Gli arredi sono partiti dalla sede di Quarrata e dai magazzini di Milano, dove il gruppo ha recentemente inaugurato un nuovo showroom di fronte a Rho Fiera. «La committenza è governativa, diretta. Aver fornito il centro che ha ospitato la COP27 e oggi anche il vertice di pace è motivo di grande orgoglio», spiega ancora Overi, «È come essere stati, nel nostro piccolo, parte di un momento storico. Quelle scrivanie e quelle poltrone hanno visto seduti i protagonisti di un accordo che il mondo attendeva da anni».
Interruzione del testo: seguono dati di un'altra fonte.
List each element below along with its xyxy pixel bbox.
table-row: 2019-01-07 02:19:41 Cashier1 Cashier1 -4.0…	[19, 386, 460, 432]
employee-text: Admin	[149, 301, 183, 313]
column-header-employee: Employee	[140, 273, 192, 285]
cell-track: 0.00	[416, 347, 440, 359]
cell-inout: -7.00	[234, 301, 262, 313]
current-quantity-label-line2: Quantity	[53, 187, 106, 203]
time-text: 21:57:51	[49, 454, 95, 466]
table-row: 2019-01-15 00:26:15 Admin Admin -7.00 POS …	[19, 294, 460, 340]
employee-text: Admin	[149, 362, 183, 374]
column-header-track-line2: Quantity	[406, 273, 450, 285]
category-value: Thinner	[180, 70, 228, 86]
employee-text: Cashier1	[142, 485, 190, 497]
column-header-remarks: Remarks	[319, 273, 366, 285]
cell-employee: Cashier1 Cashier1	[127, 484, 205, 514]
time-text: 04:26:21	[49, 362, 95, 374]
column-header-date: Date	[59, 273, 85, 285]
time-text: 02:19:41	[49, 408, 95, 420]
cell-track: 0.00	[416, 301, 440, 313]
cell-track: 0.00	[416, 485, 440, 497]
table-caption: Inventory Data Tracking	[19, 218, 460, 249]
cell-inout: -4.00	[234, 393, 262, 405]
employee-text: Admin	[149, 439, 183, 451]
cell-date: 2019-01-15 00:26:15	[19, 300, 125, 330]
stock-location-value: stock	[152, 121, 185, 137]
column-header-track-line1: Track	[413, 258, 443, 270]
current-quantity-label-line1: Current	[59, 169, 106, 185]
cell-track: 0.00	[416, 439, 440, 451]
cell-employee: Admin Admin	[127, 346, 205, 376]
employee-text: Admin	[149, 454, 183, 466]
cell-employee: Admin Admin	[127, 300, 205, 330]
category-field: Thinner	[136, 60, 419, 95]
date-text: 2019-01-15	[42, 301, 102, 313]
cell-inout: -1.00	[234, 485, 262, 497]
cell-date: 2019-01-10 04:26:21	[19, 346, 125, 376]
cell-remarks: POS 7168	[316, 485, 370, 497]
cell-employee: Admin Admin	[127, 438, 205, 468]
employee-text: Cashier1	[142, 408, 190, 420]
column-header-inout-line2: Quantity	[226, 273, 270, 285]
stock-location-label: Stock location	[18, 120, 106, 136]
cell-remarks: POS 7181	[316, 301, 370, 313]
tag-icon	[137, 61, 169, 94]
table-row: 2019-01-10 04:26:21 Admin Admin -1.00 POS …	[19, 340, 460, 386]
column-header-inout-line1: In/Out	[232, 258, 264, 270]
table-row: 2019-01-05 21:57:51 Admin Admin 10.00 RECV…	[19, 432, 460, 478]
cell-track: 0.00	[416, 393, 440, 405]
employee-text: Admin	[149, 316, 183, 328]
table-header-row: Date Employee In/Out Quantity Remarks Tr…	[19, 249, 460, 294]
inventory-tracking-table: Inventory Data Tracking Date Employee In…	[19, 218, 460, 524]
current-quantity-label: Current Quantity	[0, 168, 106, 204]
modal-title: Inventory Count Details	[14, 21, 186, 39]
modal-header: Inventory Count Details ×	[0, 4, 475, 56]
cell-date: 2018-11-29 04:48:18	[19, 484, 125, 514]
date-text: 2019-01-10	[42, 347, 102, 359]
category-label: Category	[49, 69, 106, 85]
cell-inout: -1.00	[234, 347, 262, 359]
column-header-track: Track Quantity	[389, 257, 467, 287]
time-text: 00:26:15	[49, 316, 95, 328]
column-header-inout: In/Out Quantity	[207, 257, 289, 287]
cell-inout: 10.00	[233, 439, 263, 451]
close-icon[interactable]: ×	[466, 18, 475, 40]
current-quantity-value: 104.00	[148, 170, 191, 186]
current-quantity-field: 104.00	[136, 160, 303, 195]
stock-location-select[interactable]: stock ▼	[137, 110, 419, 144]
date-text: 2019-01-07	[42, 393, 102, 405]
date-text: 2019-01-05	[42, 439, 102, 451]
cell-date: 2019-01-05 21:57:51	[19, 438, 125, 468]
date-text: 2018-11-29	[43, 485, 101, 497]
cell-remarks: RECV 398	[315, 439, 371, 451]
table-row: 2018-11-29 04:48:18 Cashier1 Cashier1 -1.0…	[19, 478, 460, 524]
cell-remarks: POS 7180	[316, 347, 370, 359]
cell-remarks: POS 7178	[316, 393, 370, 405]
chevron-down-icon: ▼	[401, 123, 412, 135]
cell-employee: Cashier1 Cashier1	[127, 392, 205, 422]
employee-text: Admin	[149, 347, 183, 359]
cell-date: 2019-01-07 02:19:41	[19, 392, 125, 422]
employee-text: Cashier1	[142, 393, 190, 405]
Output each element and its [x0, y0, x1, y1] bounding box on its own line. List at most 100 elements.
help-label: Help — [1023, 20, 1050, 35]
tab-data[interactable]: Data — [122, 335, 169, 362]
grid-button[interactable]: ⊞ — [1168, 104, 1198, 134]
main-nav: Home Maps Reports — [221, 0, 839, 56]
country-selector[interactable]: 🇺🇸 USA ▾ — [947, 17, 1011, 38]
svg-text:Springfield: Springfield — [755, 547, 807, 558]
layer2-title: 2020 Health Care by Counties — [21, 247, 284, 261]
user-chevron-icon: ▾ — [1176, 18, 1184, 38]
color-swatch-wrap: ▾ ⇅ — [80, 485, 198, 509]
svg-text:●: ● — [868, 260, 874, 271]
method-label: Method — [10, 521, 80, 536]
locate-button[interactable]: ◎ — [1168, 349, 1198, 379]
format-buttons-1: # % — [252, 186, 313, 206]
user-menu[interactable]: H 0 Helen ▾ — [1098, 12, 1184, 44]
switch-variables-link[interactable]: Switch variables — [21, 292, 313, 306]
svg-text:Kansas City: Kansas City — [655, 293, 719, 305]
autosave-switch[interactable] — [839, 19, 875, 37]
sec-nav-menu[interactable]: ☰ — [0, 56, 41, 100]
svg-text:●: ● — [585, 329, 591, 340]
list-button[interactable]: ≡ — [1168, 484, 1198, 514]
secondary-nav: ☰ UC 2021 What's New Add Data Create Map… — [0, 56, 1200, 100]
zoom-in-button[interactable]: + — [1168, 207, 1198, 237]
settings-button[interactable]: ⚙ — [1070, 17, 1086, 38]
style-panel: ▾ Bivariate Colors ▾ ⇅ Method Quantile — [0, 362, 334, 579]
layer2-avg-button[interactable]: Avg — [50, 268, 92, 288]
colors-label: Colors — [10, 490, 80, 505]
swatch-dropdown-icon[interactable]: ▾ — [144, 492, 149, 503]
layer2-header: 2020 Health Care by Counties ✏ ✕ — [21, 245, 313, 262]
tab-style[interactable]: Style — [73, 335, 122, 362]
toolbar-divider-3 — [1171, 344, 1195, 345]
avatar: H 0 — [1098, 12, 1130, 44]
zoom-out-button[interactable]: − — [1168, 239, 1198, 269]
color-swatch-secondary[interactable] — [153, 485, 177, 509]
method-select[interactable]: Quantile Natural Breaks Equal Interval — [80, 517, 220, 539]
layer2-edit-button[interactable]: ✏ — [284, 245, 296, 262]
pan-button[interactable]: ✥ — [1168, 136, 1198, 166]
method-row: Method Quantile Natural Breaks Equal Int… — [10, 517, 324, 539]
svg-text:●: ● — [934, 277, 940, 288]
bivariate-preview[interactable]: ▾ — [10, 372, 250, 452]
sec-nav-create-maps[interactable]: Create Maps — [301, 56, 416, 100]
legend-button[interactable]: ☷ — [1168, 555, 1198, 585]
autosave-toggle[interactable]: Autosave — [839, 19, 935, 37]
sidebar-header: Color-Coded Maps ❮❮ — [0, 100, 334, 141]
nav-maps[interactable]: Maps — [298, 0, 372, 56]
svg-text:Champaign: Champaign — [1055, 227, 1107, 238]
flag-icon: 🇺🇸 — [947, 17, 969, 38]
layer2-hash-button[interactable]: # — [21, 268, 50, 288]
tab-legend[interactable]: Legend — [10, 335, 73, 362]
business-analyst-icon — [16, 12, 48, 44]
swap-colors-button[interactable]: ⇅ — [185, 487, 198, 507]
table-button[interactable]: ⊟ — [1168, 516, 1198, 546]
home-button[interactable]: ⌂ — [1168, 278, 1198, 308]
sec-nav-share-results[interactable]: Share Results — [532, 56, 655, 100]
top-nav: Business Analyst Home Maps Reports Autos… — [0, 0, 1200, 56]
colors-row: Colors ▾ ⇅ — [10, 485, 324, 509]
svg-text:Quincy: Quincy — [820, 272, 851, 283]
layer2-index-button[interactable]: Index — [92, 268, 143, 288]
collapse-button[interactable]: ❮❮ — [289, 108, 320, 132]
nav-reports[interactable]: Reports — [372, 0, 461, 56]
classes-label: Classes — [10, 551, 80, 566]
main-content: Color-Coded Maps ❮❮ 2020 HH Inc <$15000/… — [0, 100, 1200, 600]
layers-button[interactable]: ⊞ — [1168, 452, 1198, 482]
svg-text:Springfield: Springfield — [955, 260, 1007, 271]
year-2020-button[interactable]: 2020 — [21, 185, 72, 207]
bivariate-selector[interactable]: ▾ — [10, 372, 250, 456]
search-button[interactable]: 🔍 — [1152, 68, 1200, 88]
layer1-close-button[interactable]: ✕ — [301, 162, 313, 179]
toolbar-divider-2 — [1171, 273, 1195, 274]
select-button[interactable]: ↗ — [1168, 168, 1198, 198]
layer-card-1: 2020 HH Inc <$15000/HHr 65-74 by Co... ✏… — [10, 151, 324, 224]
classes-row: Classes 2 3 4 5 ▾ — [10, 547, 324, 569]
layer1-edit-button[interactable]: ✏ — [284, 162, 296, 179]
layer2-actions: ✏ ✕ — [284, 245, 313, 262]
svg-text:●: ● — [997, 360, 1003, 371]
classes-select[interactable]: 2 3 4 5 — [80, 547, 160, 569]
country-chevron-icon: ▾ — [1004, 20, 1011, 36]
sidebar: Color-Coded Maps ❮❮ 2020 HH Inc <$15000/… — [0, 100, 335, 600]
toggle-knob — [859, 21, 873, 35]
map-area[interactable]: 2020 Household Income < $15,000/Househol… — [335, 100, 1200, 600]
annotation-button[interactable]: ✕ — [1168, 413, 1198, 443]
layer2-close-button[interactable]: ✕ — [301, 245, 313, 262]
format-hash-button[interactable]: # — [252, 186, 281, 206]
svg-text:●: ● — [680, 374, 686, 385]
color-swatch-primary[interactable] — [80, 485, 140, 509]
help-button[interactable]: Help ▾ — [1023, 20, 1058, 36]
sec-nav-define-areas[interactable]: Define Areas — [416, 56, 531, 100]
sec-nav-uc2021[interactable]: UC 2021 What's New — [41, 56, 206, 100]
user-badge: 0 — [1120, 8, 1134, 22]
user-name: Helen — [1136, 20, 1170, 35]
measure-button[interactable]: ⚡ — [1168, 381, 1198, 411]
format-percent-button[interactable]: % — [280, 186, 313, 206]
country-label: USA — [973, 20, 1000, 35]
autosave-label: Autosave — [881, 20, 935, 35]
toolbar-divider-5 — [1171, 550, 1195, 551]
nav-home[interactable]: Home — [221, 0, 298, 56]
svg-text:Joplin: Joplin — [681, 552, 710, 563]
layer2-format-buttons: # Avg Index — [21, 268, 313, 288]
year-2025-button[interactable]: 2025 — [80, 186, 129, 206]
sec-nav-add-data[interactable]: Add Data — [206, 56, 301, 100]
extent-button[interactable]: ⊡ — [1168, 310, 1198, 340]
Dietro ogni linea, ogni cucitura e ogni finitura lucidata a mano, si riconosce la firma del design italiano, capace di unire eleganza, funzionalità e rappresentanza. Non solo estetica, ma identità culturale trasformata in linguaggio universale. «Il marchio Formitalia era visibile in molte sale e ripreso dalle telecamere internazionali. È stata una vetrina straordinaria», aggiunge Overi, «e anche un riconoscimento al valore del nostro lavoro, fatto di precisione e passione».
Il Conference Center di Sharm el-Sheikh, un complesso da oltre 10.000 metri quadrati, è oggi un punto di riferimento per la diplomazia mondiale. Qui, tra le luci calde del deserto e l’azzurro del Mar Rosso, l’Italia del saper fare ha dato forma e materia a un simbolo di pace.
E se il mondo ha applaudito alla firma dell’accordo, in Toscana qualcuno ha sorriso con un orgoglio diverso, consapevole che, anche questa volta, il design italiano era seduto al tavolo della storia.